Lastly, on account of ‘Excess deposit of TDS’ written off, it has been stated that assessee while depositing the TDS deducted from the salaries to the employees inadvertently paid excess amount of Rs.1,648/- over and above the amount deducted as TDS. However, when the assessee came to know its mistake, it had to recover the same from the department. Learned Assessing Officer held that TDS amounts cannot be claimed as business losses and disallowed the same which has been confirmed by the ld. CIT(A) also. If it is not in dispute that excess TDS has been deposited and could not be recovered from the Department, then same has to be allowed u/s.37(1) r.w.s. 28 of the Act. Accordingly, the same is directed to be allowed.
19. The issue of levy of interest under various sections has not been argued, and therefore, same is treated as not pressed.
14 I.T.As. No.987, 871 & 4708/DEL/2014
In the result, the appeal of the assessee is allowed and Revenue’s appeal is dismissed.
In so far as the Revenue’s appeal in following grounds have been raised:-
1. On the facts and in the circumstances of the case, the ld. CIT(A) erred in admitting additional ground of appeal which the assessee had neither raised at the stage of scrutiny proceedings nor in its revised return and directing the Assessing Officer to verify the claim of the appellant from its record and allow depreciation on the goodwill.”
Thus, the only ground raised by the Revenue is that the ld.

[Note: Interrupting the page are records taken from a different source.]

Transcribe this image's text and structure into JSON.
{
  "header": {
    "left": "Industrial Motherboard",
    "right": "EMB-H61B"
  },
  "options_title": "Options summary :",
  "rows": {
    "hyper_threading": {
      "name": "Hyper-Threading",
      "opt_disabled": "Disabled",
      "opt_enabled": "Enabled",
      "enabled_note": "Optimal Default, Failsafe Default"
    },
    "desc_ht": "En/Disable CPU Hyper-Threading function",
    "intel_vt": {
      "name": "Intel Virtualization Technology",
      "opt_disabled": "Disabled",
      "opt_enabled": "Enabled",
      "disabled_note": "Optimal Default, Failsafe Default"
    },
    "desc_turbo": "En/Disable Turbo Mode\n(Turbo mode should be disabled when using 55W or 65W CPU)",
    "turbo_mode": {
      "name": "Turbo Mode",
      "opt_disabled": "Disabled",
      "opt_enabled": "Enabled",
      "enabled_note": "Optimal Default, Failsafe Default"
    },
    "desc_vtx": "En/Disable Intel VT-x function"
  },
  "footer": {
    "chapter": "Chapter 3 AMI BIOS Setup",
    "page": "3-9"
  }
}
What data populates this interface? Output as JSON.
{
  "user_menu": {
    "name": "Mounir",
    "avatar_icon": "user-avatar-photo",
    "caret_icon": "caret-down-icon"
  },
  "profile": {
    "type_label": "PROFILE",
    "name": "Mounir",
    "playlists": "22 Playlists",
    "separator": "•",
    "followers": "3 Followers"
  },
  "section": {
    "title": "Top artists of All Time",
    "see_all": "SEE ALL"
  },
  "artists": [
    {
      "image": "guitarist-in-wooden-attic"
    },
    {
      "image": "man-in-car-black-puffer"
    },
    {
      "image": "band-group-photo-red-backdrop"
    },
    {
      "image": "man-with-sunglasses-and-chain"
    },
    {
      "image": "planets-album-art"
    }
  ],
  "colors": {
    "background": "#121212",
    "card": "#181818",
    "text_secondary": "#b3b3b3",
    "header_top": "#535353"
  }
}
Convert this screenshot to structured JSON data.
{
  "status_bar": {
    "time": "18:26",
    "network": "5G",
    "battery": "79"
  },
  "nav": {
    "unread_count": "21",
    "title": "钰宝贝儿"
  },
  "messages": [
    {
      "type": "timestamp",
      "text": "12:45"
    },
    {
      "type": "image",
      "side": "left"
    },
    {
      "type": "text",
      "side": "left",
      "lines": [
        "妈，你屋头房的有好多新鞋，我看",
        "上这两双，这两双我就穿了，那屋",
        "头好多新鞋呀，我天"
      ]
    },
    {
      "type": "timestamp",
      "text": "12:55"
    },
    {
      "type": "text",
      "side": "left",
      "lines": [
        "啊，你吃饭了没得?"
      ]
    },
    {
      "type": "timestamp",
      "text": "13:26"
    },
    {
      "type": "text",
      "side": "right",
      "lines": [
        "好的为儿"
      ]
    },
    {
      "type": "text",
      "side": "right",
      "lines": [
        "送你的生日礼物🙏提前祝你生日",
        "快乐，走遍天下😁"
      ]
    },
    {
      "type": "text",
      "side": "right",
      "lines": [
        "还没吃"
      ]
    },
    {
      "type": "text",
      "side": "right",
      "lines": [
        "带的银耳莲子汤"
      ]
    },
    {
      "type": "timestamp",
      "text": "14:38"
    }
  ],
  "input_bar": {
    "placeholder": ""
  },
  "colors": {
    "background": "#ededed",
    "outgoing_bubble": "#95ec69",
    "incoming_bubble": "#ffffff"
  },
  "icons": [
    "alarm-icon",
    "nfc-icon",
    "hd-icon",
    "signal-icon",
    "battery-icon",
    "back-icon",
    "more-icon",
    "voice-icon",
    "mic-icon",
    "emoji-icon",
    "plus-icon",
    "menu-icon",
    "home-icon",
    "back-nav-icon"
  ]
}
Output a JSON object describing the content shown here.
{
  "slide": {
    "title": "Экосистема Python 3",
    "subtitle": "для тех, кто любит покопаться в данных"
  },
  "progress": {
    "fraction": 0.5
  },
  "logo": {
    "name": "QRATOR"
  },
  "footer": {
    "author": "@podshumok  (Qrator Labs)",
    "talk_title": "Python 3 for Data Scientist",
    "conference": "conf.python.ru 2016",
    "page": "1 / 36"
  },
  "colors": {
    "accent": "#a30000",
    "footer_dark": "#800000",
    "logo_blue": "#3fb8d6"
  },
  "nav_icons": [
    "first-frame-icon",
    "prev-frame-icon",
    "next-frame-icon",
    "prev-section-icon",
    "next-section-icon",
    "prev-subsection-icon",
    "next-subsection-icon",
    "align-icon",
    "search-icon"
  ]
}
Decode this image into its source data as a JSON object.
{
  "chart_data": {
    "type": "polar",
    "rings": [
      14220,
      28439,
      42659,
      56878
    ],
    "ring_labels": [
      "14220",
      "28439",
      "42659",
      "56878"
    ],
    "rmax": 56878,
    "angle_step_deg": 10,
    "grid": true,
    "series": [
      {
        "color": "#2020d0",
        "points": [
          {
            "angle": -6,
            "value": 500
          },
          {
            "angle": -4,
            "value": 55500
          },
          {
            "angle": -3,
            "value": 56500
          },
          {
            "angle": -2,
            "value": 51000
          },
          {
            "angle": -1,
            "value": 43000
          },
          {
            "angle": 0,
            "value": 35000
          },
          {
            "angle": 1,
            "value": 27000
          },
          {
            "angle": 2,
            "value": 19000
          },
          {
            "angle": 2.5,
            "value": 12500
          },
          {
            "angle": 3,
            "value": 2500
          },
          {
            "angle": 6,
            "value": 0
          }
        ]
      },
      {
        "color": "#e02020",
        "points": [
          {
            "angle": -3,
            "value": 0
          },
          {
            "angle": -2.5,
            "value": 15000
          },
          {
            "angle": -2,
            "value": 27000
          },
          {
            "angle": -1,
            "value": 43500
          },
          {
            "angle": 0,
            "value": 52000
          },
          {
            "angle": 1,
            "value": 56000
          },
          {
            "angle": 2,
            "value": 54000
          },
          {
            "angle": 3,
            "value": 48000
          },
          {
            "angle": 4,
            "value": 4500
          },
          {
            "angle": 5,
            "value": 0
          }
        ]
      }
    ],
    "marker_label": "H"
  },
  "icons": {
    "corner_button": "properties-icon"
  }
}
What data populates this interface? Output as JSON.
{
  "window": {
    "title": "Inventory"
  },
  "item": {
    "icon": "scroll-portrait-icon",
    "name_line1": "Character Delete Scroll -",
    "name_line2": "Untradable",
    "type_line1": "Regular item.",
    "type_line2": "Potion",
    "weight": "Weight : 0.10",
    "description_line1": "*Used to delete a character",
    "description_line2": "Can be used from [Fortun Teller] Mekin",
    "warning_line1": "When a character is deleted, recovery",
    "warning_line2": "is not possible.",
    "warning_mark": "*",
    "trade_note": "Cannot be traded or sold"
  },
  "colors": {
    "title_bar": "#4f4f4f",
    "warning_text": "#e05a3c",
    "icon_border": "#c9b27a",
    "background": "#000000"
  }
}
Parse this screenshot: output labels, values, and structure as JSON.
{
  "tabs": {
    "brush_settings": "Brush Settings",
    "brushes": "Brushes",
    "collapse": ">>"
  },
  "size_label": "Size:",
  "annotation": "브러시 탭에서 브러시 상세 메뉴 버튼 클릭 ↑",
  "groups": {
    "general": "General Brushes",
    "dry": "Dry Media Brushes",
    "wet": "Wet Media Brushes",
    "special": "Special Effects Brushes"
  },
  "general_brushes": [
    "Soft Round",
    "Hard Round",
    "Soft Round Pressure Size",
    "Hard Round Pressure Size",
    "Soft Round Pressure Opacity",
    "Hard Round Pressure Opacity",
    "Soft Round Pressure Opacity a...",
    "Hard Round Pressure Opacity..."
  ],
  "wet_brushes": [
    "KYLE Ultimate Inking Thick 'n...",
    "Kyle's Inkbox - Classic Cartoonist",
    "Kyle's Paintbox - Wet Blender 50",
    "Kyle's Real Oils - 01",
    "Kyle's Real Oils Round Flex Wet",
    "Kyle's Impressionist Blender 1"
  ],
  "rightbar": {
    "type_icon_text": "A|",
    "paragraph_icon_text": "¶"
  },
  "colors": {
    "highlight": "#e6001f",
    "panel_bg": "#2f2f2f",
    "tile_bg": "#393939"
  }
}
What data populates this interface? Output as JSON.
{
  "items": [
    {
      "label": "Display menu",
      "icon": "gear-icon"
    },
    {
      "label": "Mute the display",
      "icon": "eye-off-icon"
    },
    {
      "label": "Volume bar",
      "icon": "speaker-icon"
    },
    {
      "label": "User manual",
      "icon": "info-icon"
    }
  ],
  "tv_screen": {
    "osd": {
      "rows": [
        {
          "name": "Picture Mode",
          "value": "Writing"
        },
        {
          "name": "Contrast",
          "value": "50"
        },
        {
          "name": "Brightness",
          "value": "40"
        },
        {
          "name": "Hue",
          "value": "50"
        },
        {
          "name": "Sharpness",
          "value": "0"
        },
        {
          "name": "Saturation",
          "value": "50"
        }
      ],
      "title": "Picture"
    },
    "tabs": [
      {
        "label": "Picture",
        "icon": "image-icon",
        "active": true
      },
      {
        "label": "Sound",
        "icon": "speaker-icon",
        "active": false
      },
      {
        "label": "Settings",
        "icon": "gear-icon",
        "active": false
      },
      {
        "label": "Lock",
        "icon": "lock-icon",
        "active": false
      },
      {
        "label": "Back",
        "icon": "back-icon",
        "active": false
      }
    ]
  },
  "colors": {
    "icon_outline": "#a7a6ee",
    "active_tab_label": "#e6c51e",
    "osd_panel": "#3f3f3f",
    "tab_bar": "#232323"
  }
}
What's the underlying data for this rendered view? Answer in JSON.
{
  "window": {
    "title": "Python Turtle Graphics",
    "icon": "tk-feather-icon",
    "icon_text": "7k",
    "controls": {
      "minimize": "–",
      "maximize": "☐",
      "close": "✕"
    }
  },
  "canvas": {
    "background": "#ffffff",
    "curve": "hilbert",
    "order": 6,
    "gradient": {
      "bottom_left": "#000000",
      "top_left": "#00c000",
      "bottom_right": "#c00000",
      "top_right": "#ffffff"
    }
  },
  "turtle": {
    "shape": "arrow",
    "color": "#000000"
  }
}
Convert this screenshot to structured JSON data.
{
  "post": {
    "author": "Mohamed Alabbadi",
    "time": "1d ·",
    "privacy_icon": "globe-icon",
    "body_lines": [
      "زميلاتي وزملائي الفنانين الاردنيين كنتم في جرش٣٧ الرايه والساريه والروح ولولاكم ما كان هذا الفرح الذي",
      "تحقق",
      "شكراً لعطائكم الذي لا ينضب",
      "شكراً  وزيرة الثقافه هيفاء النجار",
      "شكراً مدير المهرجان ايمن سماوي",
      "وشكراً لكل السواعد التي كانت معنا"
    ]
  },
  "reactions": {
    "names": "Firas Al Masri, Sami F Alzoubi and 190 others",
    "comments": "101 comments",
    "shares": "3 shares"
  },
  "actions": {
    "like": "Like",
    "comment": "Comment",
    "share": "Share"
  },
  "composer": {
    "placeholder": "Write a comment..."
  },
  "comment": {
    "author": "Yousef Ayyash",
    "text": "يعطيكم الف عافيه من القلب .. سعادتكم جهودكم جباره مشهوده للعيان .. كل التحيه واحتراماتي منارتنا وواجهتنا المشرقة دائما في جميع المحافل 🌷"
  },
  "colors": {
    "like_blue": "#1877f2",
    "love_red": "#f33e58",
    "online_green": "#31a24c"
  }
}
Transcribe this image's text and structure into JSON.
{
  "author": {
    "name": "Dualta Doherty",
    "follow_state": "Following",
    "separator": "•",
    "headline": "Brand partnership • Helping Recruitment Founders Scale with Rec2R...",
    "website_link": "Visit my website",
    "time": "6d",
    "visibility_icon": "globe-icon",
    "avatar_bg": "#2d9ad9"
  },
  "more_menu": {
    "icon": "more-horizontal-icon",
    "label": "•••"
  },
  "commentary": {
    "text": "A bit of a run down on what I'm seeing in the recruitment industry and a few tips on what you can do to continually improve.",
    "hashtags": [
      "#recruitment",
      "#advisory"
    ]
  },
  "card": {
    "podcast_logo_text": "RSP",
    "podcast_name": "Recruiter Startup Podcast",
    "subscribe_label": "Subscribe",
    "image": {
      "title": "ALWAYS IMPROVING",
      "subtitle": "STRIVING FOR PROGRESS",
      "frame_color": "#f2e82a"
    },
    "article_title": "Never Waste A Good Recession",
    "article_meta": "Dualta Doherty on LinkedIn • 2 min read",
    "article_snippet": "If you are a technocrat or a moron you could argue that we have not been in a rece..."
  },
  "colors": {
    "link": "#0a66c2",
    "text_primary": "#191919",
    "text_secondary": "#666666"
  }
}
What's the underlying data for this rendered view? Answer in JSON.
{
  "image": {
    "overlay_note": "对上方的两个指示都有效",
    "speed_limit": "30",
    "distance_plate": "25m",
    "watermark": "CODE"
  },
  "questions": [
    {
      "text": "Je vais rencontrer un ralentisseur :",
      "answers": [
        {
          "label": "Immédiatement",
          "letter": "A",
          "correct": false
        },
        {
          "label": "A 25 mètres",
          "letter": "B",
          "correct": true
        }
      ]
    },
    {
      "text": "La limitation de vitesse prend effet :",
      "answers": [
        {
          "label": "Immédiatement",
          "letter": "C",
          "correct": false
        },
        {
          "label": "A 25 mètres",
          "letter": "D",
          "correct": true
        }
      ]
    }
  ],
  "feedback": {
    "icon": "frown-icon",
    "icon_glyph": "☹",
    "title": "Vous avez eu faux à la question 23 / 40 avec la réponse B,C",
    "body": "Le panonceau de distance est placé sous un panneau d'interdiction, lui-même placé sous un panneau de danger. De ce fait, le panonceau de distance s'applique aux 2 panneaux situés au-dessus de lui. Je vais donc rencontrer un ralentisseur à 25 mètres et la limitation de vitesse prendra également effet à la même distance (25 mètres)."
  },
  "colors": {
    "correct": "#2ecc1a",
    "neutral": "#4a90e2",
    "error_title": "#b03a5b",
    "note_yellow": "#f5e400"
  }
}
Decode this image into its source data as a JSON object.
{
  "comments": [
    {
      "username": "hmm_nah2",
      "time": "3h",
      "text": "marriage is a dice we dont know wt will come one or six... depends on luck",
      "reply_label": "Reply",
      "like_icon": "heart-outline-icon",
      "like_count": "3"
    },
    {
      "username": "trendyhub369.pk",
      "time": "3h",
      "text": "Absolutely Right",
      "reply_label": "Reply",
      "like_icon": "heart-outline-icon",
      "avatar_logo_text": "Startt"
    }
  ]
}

CIT(A) has erred in admitting the additional ground of appeal which was not raised during the course of the assessment proceedings nor in the revised return. Here, in this case, the assessee has filed an application u/s.154 on the ground in the first appeal filed before the ld. CIT(A) the assessee has taken an additional ground in respect of claim of depreciation of goodwill which could not be adjudicated. Ld. CIT(A) held that inadvertently this ground could not be adjudicated and after following the judgment of Hon'ble Supreme Court in the case of NTPC Ltd. vs. CIT, reported in (1998) 229 ITR 383, and judgment of Hon'ble Delhi High Court in the case of Areva T&D India Ltd. vs. DCIT in allowed the admissibility of the additional ground. On the merits, he followed the judgment of Hon'ble Supreme Court in the case of CIT vs. Smiff Securities Ltd., reported in (2012), 348 ITR 302 (SC) that depreciation on intangible assets, viz., goodwill is an allowable expenses. It
15 I.T.As. No.987, 871 & 4708/DEL/2014 has been informed by the ld. counsel for the assessee that Hon'ble Delhi High Court in the case of the assessee in the Assessment Year 2003-04 has allowed the depreciation on goodwill following the judgment of Hon'ble Supreme Court in the case of CIT vs. Smiff Securities Ltd., (2012) 348 ITR 302 (SC). In support, he filed the copy of the judgment dated 15.10.2015 passed in ITA No.305/2015.
After hearing both the parties, we find that such an additional ground raised by the assessee before the ld. CIT(A) was purely a legal ground admissible in view of the judgment of Hon'ble Supreme Court in the case of CIT vs. Smiff Securities Ltd. (supra) that depreciation has to be allowed on account of intangible assets. Accordingly, depreciation of WDV of the goodwill was allowed. Since both on the issue of admissibility and on the issue of deprecation the matters stands covered, we do not find any substance on the ground by the Revenue and the same is dismissed.
In the result, the appeal of the assessee is allowed and both the appeals of the Revenue are dismissed. Order pronounced in the open Court on 17th September, 2018.